Ans. Dream Children are the children who live in the world of dreams and fancy, reverie - a day dream. Everyone likes to loiter in the world of dreams and hopes to get what he cannot get otherwise Lamb is ardently desiring in his dreams that he gets married to the woman he loves and that children have been born to him, whom he narrates the story of his grandmother, his dearest brother John Lamb and his beloved Alice Winterton. But his hope vanishes off as, in the end, these shadowy children vanish into thin air. Lamb indulges in wish-fulfilment through a reverie.

Though Lamb roams around in a kind of day dream. the essay does not have an incoherent pattern. On the contrary, it has a well-knit sequence that the readers seldom get in any other story. The most striking feature in the essay is the absence of any paragraph-division. It is composed of a number of separate and separable parts. Dream Children is a completely and complexly written essay, in which dream-pattern weaves the different reminiscences into a coherent whole. In a dream. different reminiscences flow spontaneously and naturally making a round whole at the end. Likewise Dream Children is not divided into paragraphs.

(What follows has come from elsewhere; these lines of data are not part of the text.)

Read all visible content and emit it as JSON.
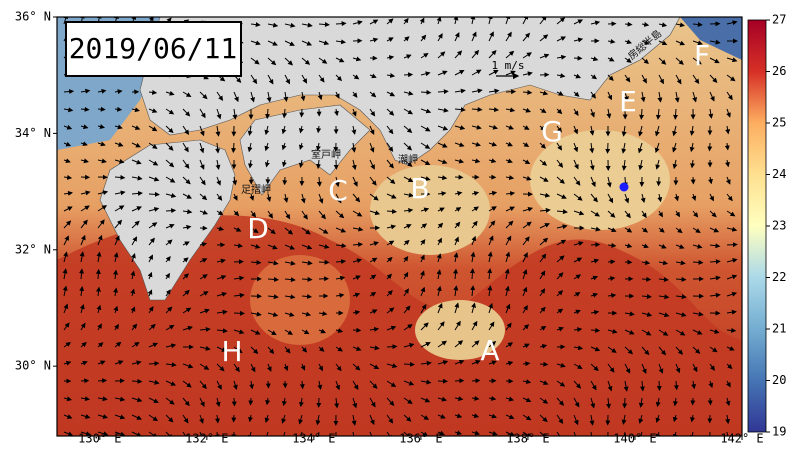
{
  "map": {
    "date": "2019/06/11",
    "scale_label": "1 m/s",
    "lon_range": [
      129.2,
      142
    ],
    "lat_range": [
      28.8,
      36
    ],
    "lon_ticks": [
      {
        "value": 130,
        "label": "130° E"
      },
      {
        "value": 132,
        "label": "132° E"
      },
      {
        "value": 134,
        "label": "134° E"
      },
      {
        "value": 136,
        "label": "136° E"
      },
      {
        "value": 138,
        "label": "138° E"
      },
      {
        "value": 140,
        "label": "140° E"
      },
      {
        "value": 142,
        "label": "142° E"
      }
    ],
    "lat_ticks": [
      {
        "value": 36,
        "label": "36° N"
      },
      {
        "value": 34,
        "label": "34° N"
      },
      {
        "value": 32,
        "label": "32° N"
      },
      {
        "value": 30,
        "label": "30° N"
      }
    ],
    "colorbar": {
      "lim": [
        19,
        27
      ],
      "ticks": [
        19,
        20,
        21,
        22,
        23,
        24,
        25,
        26,
        27
      ]
    },
    "region_labels": [
      "A",
      "B",
      "C",
      "D",
      "E",
      "F",
      "G",
      "H"
    ],
    "place_names": [
      "足摺岬",
      "室戸岬",
      "潮岬",
      "房総半島"
    ]
  }
}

Lamb recollects the golden days of yore and tells his dream children the stories of his affectionate grandmother, Mary Field. who lived alone in a haunted house at Norfolk. A tall, upright and gracious lady. Mary Field, was very kind and tender-hearted and loved her grandchildren. very much. During vacations Lamb and his elder brother John used to spend some days with their grandmother. The lonely gardens and empty house became lively with the joy of the children.

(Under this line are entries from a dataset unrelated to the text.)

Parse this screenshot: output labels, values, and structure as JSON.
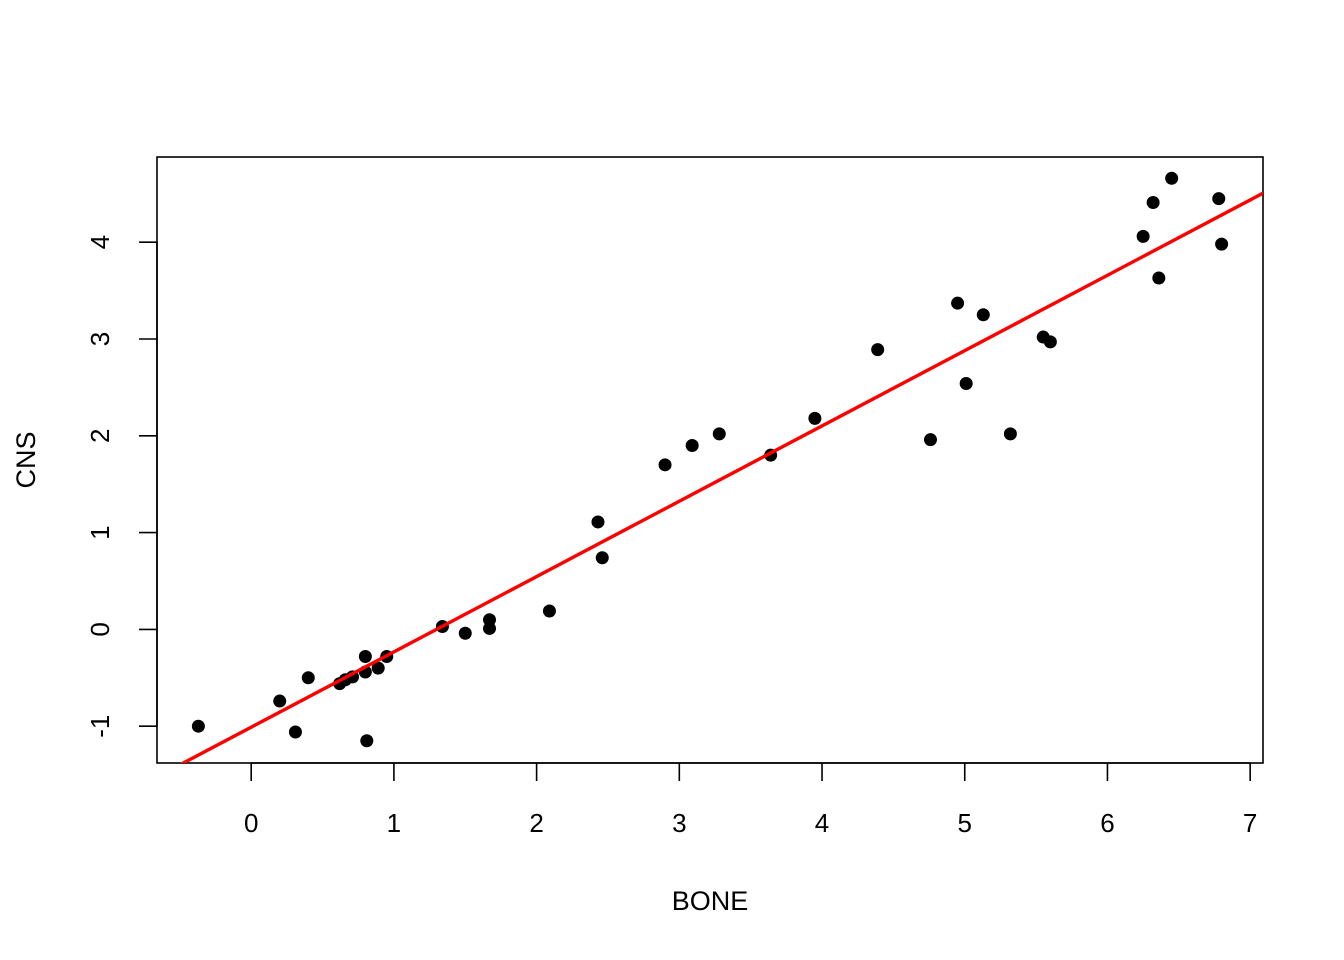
{
  "chart_data": {
    "type": "scatter",
    "title": "",
    "xlabel": "BONE",
    "ylabel": "CNS",
    "xlim": [
      -0.66,
      7.09
    ],
    "ylim": [
      -1.38,
      4.88
    ],
    "x_ticks": [
      0,
      1,
      2,
      3,
      4,
      5,
      6,
      7
    ],
    "x_tick_labels": [
      "0",
      "1",
      "2",
      "3",
      "4",
      "5",
      "6",
      "7"
    ],
    "y_ticks": [
      -1,
      0,
      1,
      2,
      3,
      4
    ],
    "y_tick_labels": [
      "-1",
      "0",
      "1",
      "2",
      "3",
      "4"
    ],
    "grid": false,
    "legend": null,
    "point_color": "#000000",
    "line_color": "#ff0000",
    "points": [
      {
        "x": -0.37,
        "y": -1.0
      },
      {
        "x": 0.2,
        "y": -0.74
      },
      {
        "x": 0.31,
        "y": -1.06
      },
      {
        "x": 0.4,
        "y": -0.5
      },
      {
        "x": 0.62,
        "y": -0.56
      },
      {
        "x": 0.66,
        "y": -0.52
      },
      {
        "x": 0.71,
        "y": -0.49
      },
      {
        "x": 0.8,
        "y": -0.44
      },
      {
        "x": 0.8,
        "y": -0.28
      },
      {
        "x": 0.81,
        "y": -1.15
      },
      {
        "x": 0.89,
        "y": -0.4
      },
      {
        "x": 0.95,
        "y": -0.28
      },
      {
        "x": 1.34,
        "y": 0.03
      },
      {
        "x": 1.5,
        "y": -0.04
      },
      {
        "x": 1.67,
        "y": 0.1
      },
      {
        "x": 1.67,
        "y": 0.01
      },
      {
        "x": 2.09,
        "y": 0.19
      },
      {
        "x": 2.43,
        "y": 1.11
      },
      {
        "x": 2.46,
        "y": 0.74
      },
      {
        "x": 2.9,
        "y": 1.7
      },
      {
        "x": 3.09,
        "y": 1.9
      },
      {
        "x": 3.28,
        "y": 2.02
      },
      {
        "x": 3.64,
        "y": 1.8
      },
      {
        "x": 3.95,
        "y": 2.18
      },
      {
        "x": 4.39,
        "y": 2.89
      },
      {
        "x": 4.76,
        "y": 1.96
      },
      {
        "x": 4.95,
        "y": 3.37
      },
      {
        "x": 5.01,
        "y": 2.54
      },
      {
        "x": 5.13,
        "y": 3.25
      },
      {
        "x": 5.32,
        "y": 2.02
      },
      {
        "x": 5.55,
        "y": 3.02
      },
      {
        "x": 5.6,
        "y": 2.97
      },
      {
        "x": 6.25,
        "y": 4.06
      },
      {
        "x": 6.32,
        "y": 4.41
      },
      {
        "x": 6.36,
        "y": 3.63
      },
      {
        "x": 6.45,
        "y": 4.66
      },
      {
        "x": 6.78,
        "y": 4.45
      },
      {
        "x": 6.8,
        "y": 3.98
      }
    ],
    "regression_line": {
      "intercept": -1.01,
      "slope": 0.778
    }
  }
}
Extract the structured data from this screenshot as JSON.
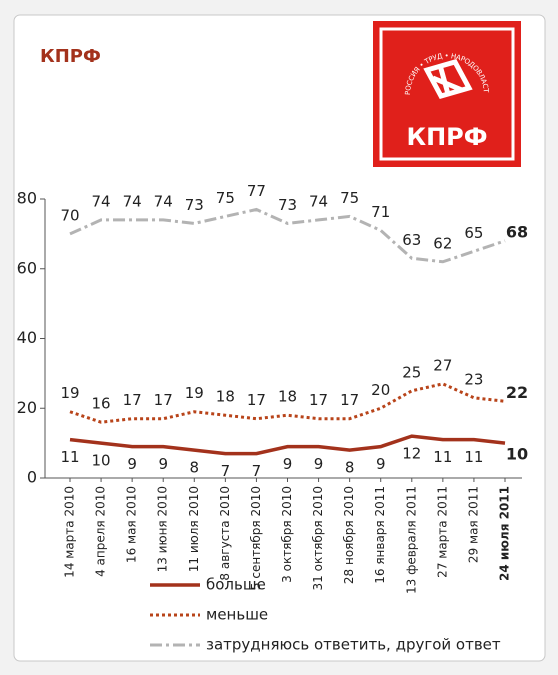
{
  "chart_data": {
    "type": "line",
    "title": "КПРФ",
    "logo_text": "КПРФ",
    "logo_motto": "РОССИЯ • ТРУД • НАРОДОВЛАСТИЕ • СОЦИАЛИЗМ",
    "categories": [
      "14 марта 2010",
      "4 апреля 2010",
      "16 мая 2010",
      "13 июня 2010",
      "11 июля 2010",
      "8 августа 2010",
      "5 сентября 2010",
      "3 октября 2010",
      "31 октября 2010",
      "28 ноября 2010",
      "16 января 2011",
      "13 февраля 2011",
      "27 марта 2011",
      "29 мая 2011",
      "24 июля 2011"
    ],
    "series": [
      {
        "name": "больше",
        "color": "#a3321c",
        "style": "solid",
        "values": [
          11,
          10,
          9,
          9,
          8,
          7,
          7,
          9,
          9,
          8,
          9,
          12,
          11,
          11,
          10
        ]
      },
      {
        "name": "меньше",
        "color": "#b8441a",
        "style": "dotted",
        "values": [
          19,
          16,
          17,
          17,
          19,
          18,
          17,
          18,
          17,
          17,
          20,
          25,
          27,
          23,
          22
        ]
      },
      {
        "name": "затрудняюсь ответить, другой ответ",
        "color": "#b3b3b3",
        "style": "dashdot",
        "values": [
          70,
          74,
          74,
          74,
          73,
          75,
          77,
          73,
          74,
          75,
          71,
          63,
          62,
          65,
          68
        ]
      }
    ],
    "ylim": [
      0,
      80
    ],
    "yticks": [
      0,
      20,
      40,
      60,
      80
    ]
  }
}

Lamb could never forget the loss of his elder brother John throughout his life, so, it is very normal that he would tell his children about him. John was a handsome and spirited youth who never moped about in the solitary corners of rooms and gardens and liked to ride on a spirited horse over the countryside in the morning. Like a real elder brother. John. loved his younger brother, Charles, so much that once he carried him many a mile on his back when he became lame. But Lamb's wonder world was devastated all of a sudden when John died a tragic and premature death.

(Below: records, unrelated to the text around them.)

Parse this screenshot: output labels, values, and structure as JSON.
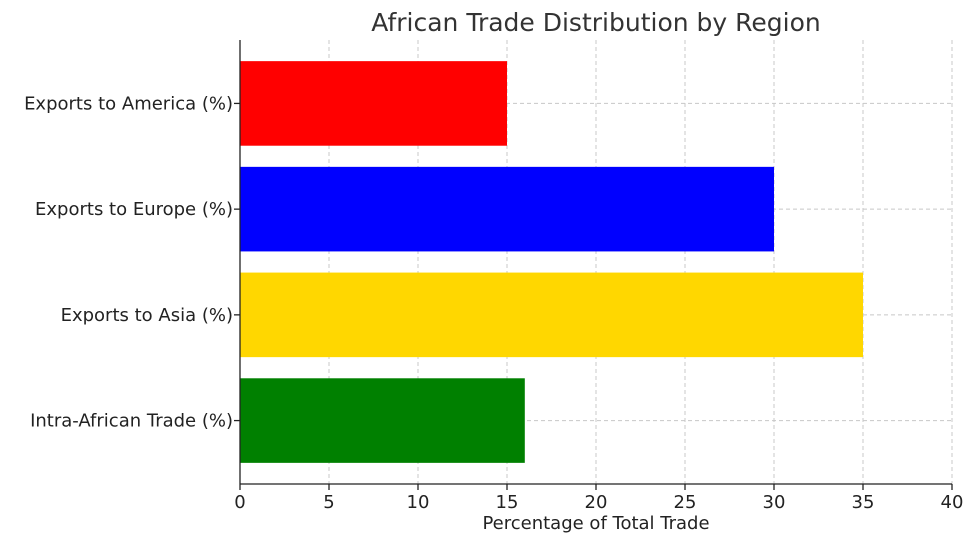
{
  "chart_data": {
    "type": "bar",
    "orientation": "horizontal",
    "title": "African Trade Distribution by Region",
    "xlabel": "Percentage of Total Trade",
    "ylabel": "",
    "xlim": [
      0,
      40
    ],
    "xticks": [
      0,
      5,
      10,
      15,
      20,
      25,
      30,
      35,
      40
    ],
    "grid": true,
    "categories": [
      "Intra-African Trade (%)",
      "Exports to Asia (%)",
      "Exports to Europe (%)",
      "Exports to America (%)"
    ],
    "values": [
      16,
      35,
      30,
      15
    ],
    "colors": [
      "#008000",
      "#FFD700",
      "#0000FF",
      "#FF0000"
    ]
  }
}
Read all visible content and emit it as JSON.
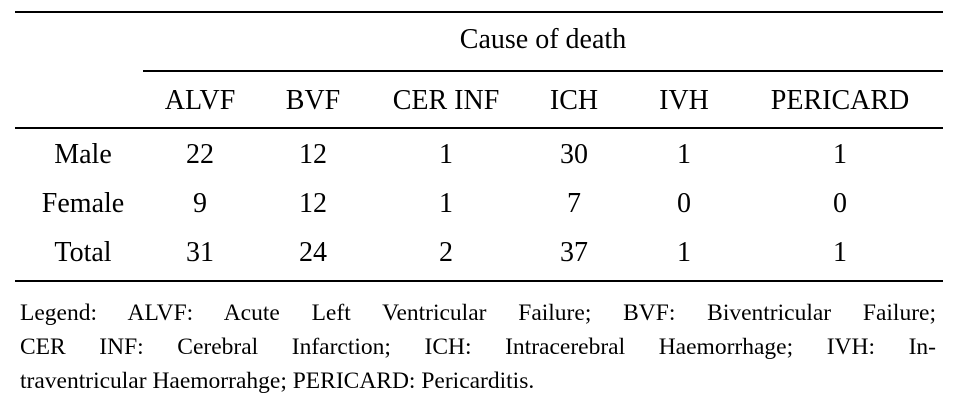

Lamb, lastly, took his children to the world of love and fancy. Lamb could not forget his adolescent love and this overwhelming love relationship which lasted for seven long years, became a topic of his discussion Lamb suddenly feels that his dream children become fainter and fainter and the castle he has built in the air shatters in front of him. His sweet heart Alice's children belong to Bartrum who is their father. Life outside is simple and unaffected like Hardy's Nature, unaware and uninterested about the sorrows and sufferings of human being. Lamb's sister Bridget represents this notion as she remains unaffected by what Lamb is dreaming. Lamb is thus harked back to reality as his creative world is shattered. The comparison between Keats' Ode to Nightingale and Lamb's Dream Children becomes inevitable as both the works unfold a poignant moment which has been transmuted into a tenderly pathetic reverie. The loneliness of human life creates a retrospective melancholy and Lamb's unique blending of humour and pathos inspires his readers with the intensified vision of the wistful lustre of life.